Und diese Zugewandtheit hat ihn, gepaart mit reichlich Talent natürlich,
weit gebracht: Zwei Deutsche Fernsehpreise und zwei Grimme-Preise hat er
für seine beiden Serien gewonnen, die einen neuen Ton in die deutsche
Fernsehunterhaltung gebracht haben, einen unverkrampften, lässigen,
antielitären, eben irgendwie amerikanischen und trotzdem eigenen.
"Mein Ziel ist immer, dass jeder meine Bücher versteht", sagt Dagtekin.
"Ich möchte gern für Leichtigkeit trotz Anspruch stehen." Wobei Anspruch
für ihn weniger mit Fremdwörtern zu tun hat als mit seiner eigenen
Arbeitshaltung: "In kreativen Fragen bin ich ein Kontrollfreak." Deswegen
hasst er es auch, wenn Schauspieler improvisieren: "Jeder Gag muss sitzen.
Und in 95 Prozent der Fälle ist das, was sie draus machen, nicht witzig."
Bora Dagtekin ist ein Fan der Serien von J. J. Abrams, "Lost" und "Alias" –
als Vorbild würde er den perfektionistischen US-Kollegen trotzdem nicht
bezeichnen. Und in Deutschland? Da fällt ihm erst recht keiner ein: "Es
gibt ehrlich gesagt sehr wenig hier, was ich richtig gut geschrieben
finde."
Es ist leicht, Dagtekin für ein arrogantes Großmaul zu halten, damit würde
man ihm aber nicht gerecht. Schließlich hat er geschafft, was nur den
wenigsten Drehbuchautoren gelingt, kein austauschbarer Schreibsklave zu
sein, eine Marke zu werden. Die Bücher zur dritten Staffel von "Doctor's
Diary", mit der RTL heute Abend die ewige Balz zwischen der leicht
übergewichtigen Assistenzärztin Gretchen Haase (Diana Amft) und ihrem
schwer selbstverliebten Kollegen Marc Meier (Florian David Fitz) fortsetzt,
hat Bora komplett allein geschrieben, "weil keine Autoren verfügbar waren,
die so gut sind, dass es am Ende eine Hilfe ist. Der Ton wird so speziell
gewünscht vom Sender, dass man es sofort merkt, wenn ich es nicht selber
schreibe."
Mit erst 32 hat Bora Dagtekin sich längst unentbehrlich gemacht – und sein
Einfluss auf "Doctor's Diary" geht dabei weit über das Liefern der
Geschichten hinaus. So war er etwa wie auch schon bei "Türkisch für
Anfänger" am Casting beteiligt – "die Achse Autor-Cast ist relativ wichtig,
aber vernachlässigt in Deutschland, schließlich lege ich den Schauspielern
meine Worte in den Mund" - und redet auch beim Schnitt mit.

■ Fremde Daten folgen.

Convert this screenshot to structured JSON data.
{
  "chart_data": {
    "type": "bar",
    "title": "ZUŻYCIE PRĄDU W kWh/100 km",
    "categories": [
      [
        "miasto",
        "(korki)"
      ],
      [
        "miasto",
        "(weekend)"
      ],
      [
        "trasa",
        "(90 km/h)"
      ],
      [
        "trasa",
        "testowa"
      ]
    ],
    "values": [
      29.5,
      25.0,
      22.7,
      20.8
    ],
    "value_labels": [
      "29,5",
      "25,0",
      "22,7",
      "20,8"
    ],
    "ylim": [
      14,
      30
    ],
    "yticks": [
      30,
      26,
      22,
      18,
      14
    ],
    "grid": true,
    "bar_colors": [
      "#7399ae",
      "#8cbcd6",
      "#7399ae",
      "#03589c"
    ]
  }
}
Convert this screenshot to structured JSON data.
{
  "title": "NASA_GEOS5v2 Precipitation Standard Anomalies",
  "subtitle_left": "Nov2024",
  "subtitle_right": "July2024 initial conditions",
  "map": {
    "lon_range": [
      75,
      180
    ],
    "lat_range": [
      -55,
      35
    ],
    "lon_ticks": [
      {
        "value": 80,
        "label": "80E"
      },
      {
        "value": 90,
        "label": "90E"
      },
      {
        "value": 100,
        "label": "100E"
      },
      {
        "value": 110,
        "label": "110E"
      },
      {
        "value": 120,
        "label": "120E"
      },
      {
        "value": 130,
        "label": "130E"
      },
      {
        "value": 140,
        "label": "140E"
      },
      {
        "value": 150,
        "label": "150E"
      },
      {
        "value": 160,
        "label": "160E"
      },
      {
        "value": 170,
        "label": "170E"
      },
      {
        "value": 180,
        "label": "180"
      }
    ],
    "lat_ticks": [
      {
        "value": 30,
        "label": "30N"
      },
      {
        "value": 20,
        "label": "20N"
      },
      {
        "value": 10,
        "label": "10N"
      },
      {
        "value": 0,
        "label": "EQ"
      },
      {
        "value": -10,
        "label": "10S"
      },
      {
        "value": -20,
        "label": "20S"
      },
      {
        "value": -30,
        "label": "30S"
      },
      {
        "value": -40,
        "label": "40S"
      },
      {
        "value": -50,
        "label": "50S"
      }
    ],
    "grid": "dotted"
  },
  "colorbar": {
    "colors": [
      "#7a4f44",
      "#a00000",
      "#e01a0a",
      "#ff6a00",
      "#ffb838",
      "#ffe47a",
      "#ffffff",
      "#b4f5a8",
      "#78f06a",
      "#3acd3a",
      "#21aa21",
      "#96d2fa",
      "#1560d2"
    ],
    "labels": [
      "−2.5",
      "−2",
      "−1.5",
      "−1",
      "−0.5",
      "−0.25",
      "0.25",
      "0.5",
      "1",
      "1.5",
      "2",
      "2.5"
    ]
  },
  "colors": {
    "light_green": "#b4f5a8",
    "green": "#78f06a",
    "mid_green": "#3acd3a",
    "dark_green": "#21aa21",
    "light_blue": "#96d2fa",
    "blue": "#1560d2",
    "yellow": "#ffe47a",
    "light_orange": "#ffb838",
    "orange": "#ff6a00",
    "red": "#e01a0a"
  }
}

## Schrittweise Kompetenzerweiterung
"Mittlerweile ist es für mich selbstverständlich, dass ich, wenn ich etwas
aufschreibe, auch wissen will, wie es am Ende aussieht", sagt er. Räumt
aber auch ein, dass "der Weg zu dieser Selbstverständlichkeit insgesamt
sechs Staffeln gedauert" hat. Ob seine schrittweise Kompetenzerweiterung
wirklich so reibungslos verlaufen ist, wie er es darstellt – allenfalls an
"ein, zwei Diskussionen" wegen der unüblichen Präsenz des Autors im Schnitt
erinnert er sich –, wissen nur die Beteiligten.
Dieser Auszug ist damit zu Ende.